Big win for TCS | US Jury clears IT major of anti-America bias
A jury in California rejected claims that Tata Consultancy Services (TCS) discriminated against American workers in favor of staffing its US offices with Indians.
A jury in California rejected claims that Tata Consultancy Services (TCS) discriminated against American workers in favor of staffing its US offices with Indians. The verdict is a major victory for TCS, whose business model depends heavily on exporting engineers to the US. A federal jury in Oakland, California, on Wednesday, sided with TCS against four ex-employees who claimed they’d been sidelined and fired because they aren’t South Asian.
The case was the first of several accusing India’s big IT firms of hiring bias in the US to go to trial. HCL, Infosys and Wipro face similar claims. “This is a shot in the arm for the industry, which has not seen anything positive come out on the US visa regulation front for some years,” said Anurag Rana, an analyst with Bloomberg Intelligence.
The trial cast a spotlight on work-visa programmes that companies use to bring overseas workers to the US, a practice president Donald Trump has criticized in his protectionist push. TCS, Asia’s largest outsourcer, and rivals Infosys and Wipro have all been squeezed by the Trump administration to hire more Americans on US soil.
The ex-employees who sued had accused TCS of a “systematic pattern and practice of discrimination” by favoring Indian ex-pats and visa-ready workers from India for US positions. That has resulted in a workforce that’s almost 80% South Asian, far greater than the 12% representation of South Asians in the US IT workforce, according to the complaint.

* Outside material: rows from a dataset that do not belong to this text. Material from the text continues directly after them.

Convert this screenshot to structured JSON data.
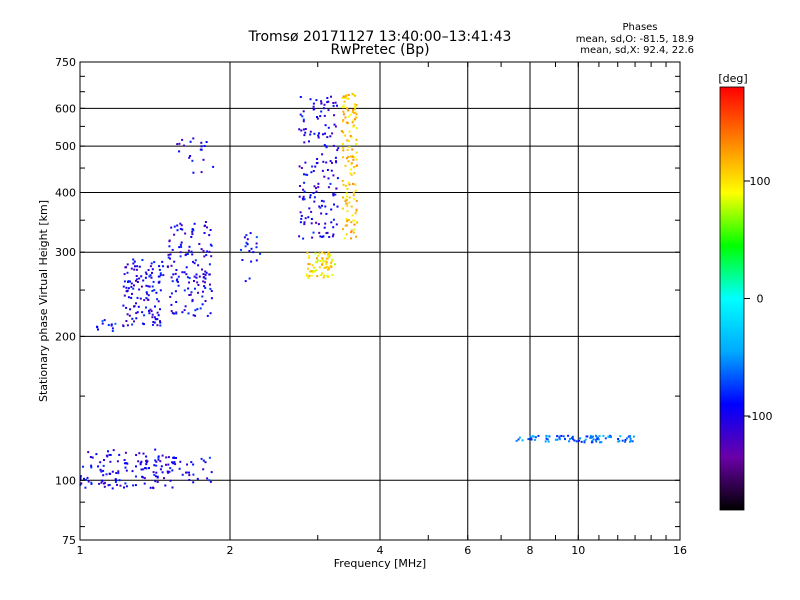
{
  "chart_data": {
    "type": "scatter",
    "title": "Tromsø 20171127 13:40:00–13:41:43",
    "subtitle": "RwPretec (Bp)",
    "xlabel": "Frequency [MHz]",
    "ylabel": "Stationary phase Virtual Height [km]",
    "xscale": "log",
    "yscale": "log",
    "xlim": [
      1,
      16
    ],
    "ylim": [
      75,
      750
    ],
    "xticks": [
      1,
      2,
      4,
      6,
      8,
      10,
      16
    ],
    "yticks": [
      75,
      100,
      200,
      300,
      400,
      500,
      600,
      750
    ],
    "xgrid": [
      2,
      4,
      6,
      8,
      10
    ],
    "ygrid": [
      100,
      200,
      300,
      400,
      500,
      600
    ],
    "grid": true,
    "stats": {
      "heading": "Phases",
      "line_o": "mean, sd,O: -81.5, 18.9",
      "line_x": "mean, sd,X:  92.4, 22.6"
    },
    "colorbar": {
      "label": "[deg]",
      "range": [
        -180,
        180
      ],
      "ticks": [
        100,
        0,
        -100
      ],
      "colors": [
        "#000000",
        "#6a00a8",
        "#0000ff",
        "#00aaff",
        "#00ffff",
        "#00ff00",
        "#ffff00",
        "#ff8000",
        "#ff0000"
      ]
    },
    "clusters": [
      {
        "name": "o-low",
        "f": [
          1.0,
          1.55
        ],
        "h": [
          96,
          116
        ],
        "n": 140,
        "phase": -100
      },
      {
        "name": "o-low-2",
        "f": [
          1.55,
          1.85
        ],
        "h": [
          97,
          112
        ],
        "n": 25,
        "phase": -95
      },
      {
        "name": "o-mid-a",
        "f": [
          1.08,
          1.18
        ],
        "h": [
          205,
          218
        ],
        "n": 12,
        "phase": -80
      },
      {
        "name": "o-mid-b",
        "f": [
          1.22,
          1.47
        ],
        "h": [
          210,
          290
        ],
        "n": 130,
        "phase": -100
      },
      {
        "name": "o-mid-c",
        "f": [
          1.5,
          1.85
        ],
        "h": [
          220,
          350
        ],
        "n": 140,
        "phase": -100
      },
      {
        "name": "o-upper-a",
        "f": [
          1.55,
          1.85
        ],
        "h": [
          440,
          520
        ],
        "n": 20,
        "phase": -100
      },
      {
        "name": "o-upper-b",
        "f": [
          2.1,
          2.3
        ],
        "h": [
          260,
          330
        ],
        "n": 20,
        "phase": -90
      },
      {
        "name": "o-high",
        "f": [
          2.75,
          3.3
        ],
        "h": [
          320,
          640
        ],
        "n": 160,
        "phase": -100
      },
      {
        "name": "x-mid",
        "f": [
          2.85,
          3.25
        ],
        "h": [
          265,
          300
        ],
        "n": 70,
        "phase": 100
      },
      {
        "name": "x-high",
        "f": [
          3.35,
          3.6
        ],
        "h": [
          320,
          650
        ],
        "n": 140,
        "phase": 110
      },
      {
        "name": "f2-trace",
        "f": [
          7.5,
          13.0
        ],
        "h": [
          120,
          124
        ],
        "n": 90,
        "phase": -60
      }
    ]
  }
}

At trial, the plaintiffs cited statistical evidence that the odds of race and national origin not being a factor in TCS’s termination decisions are less than one in a billion. They said that since 2011, the company fired 12.6% of its non-South Asian workers in the US, compared with less than 1% of its South Asian employees.
TCS attorneys argued the company had no incentive to discriminate, having spent millions of dollars on building a local talent pool in the US. Employees were terminated because they were unwilling to move to cities in the US where TCS needed more engineers, the company said.